The close relationship between Veloso Salgado and the painters Adrien Demont and Virginie Demont-Breton represents an exceptional case of artistic collaboration and friendship. Veloso Salgado spent some time at the Demont residence in Wissant, near Calais in the North of France, a town where the couple had settled and which they had transformed into an artistic commune and school of light effects and outdoor painting. Salgado had met Virginie Demont-Breton, wife of Adrien Demont and daughter of landscape artist Jules Breton (1827-1906), in 1888 during his time in Paris on a state scholarship. According to Virginie’s memoirs, there he received commissions and won everyone over with his charm.
In 1891, he painted a portrait of Adrien Demont (1851-1928), a landscape artist with a special talent for twilight scenes. The portrait is notable for the power of the image, infused with the artists’ mutual friendship and admiration. A natural pose and attention to details such as the artist’s smock and the paintbrushes resting on the table intensify the seductive, meditative aura of the painter-poet, whose interest in the representation of light and colour are also present in some of Veloso Salgado’s paintings, such as Noir et Rose, from 1892, and symbolist paintings from the 1890s.
The portrait of Virginie Demont-Breton (1859-1935) from 1894 reveals a combative figure, with her palette and paintbrushes held high like the weapons of a hunter-goddess. The portrait captures Demont-Breton’s strong personality, an artist whose own paintings portrayed everyday scenes of fishermen and their families and the wild North Sea, a drive also evident in her establishment of the Union of Women Painters and Sculptors and of a school open to women artists. Her paintings inspired Veloso Salgado’s A flor do mar [Flower of the Sea], from 1892, both in its theme and colour palette.

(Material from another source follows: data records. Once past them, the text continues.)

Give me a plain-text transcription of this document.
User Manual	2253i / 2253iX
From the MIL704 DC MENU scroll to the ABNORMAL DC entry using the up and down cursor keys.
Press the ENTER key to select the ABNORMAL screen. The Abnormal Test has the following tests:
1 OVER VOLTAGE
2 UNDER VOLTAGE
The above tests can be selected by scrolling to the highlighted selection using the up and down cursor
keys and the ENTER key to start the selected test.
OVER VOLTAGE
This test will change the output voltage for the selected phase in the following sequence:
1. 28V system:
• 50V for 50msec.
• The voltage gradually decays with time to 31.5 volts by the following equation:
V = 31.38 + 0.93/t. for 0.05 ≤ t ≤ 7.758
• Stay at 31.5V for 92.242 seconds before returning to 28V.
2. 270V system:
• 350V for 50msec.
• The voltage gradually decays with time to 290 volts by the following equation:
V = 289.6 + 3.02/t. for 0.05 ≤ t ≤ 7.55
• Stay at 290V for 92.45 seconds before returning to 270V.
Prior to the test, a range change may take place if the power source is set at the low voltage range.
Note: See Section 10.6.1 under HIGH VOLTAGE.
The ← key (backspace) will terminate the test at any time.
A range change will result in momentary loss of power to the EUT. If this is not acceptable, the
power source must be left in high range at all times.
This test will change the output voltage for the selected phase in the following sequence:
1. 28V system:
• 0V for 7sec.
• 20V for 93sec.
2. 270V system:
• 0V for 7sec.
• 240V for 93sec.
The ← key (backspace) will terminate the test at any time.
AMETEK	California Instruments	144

These artist portraits stand out as much for their powerful sensibility and technical qualities as for their striking originality. Their expressiveness and tone reveal an acute psychological insight into the subjects and the friendship they shared, emphasising their artistic profiles as a visual display of their social and intellectual prestige. A significant correspondence of both a personal and professional nature was conducted between Lisbon and France from 1896, recently completed with the addition of Veloso Salgado’s letters to the Demonts. The discovery of these portraits and the artist’s involvement at Wissant are fundamental to this innovative reflection on the works of Veloso Salgado and his artistic career.
National Museum of Contemporary Art, Portugal
The National Museum of Contemporary Art – Museu do Chiado, was one of the first museums of contemporary art being created throughout the world. Located in Lisbon’s historical centre, featuring the leading collection of Portuguese art from the second half of the nineteenth century until the present day the museum is of mandatory visit for the understanding and enjoyment of modern and contemporary Portuguese art. The temporary exhibitions program is of great importance within the overall scope of the museum activities. The presentation of the collection is periodically renewed on their temporal or thematic segments, according to a sustained work of historical and critical research, but the programme is not limited to the Portuguese art, focusing on artists and movements of the international modernism and also monitoring and disseminating contemporary artistic creation, both national and international, through co-productions with other museums and art centers.
The National Museum of Contemporary Art – Museu do Chiado was established by government decree on 26th May 1911. It was born out of the division of the old Museu Nacional de Belas-Artes into the Museu Nacional de Arte Antiga, which inherited from the former all the works produced prior to 1850 and remained in the Palácio das Janelas Verdes, and the National Museum of Contemporary Art, which included all the works completed after that date and was housed in the Convento de S. Francisco, in an area neighbouring the Academia de Belas Artes. The creation of a network of museums, which spread the length of the country, was the fulfilment of a project based on the 18th century concept of human enlightenment, endowing the country with the necessary tools to safeguard and display the nation’s art. The creation of a museum of contemporary art was, in the international context, new and unprecedented.
The housing, though only on a temporary basis, of the National Museum of Contemporary Art in the Convento de S. Francisco located it symbolically and opportunely in the area frequented by the artists of the periods represented in the museum. It occupied the large old halls, convent annexes, where the exhibitions of the Romantics and the naturalists had been held.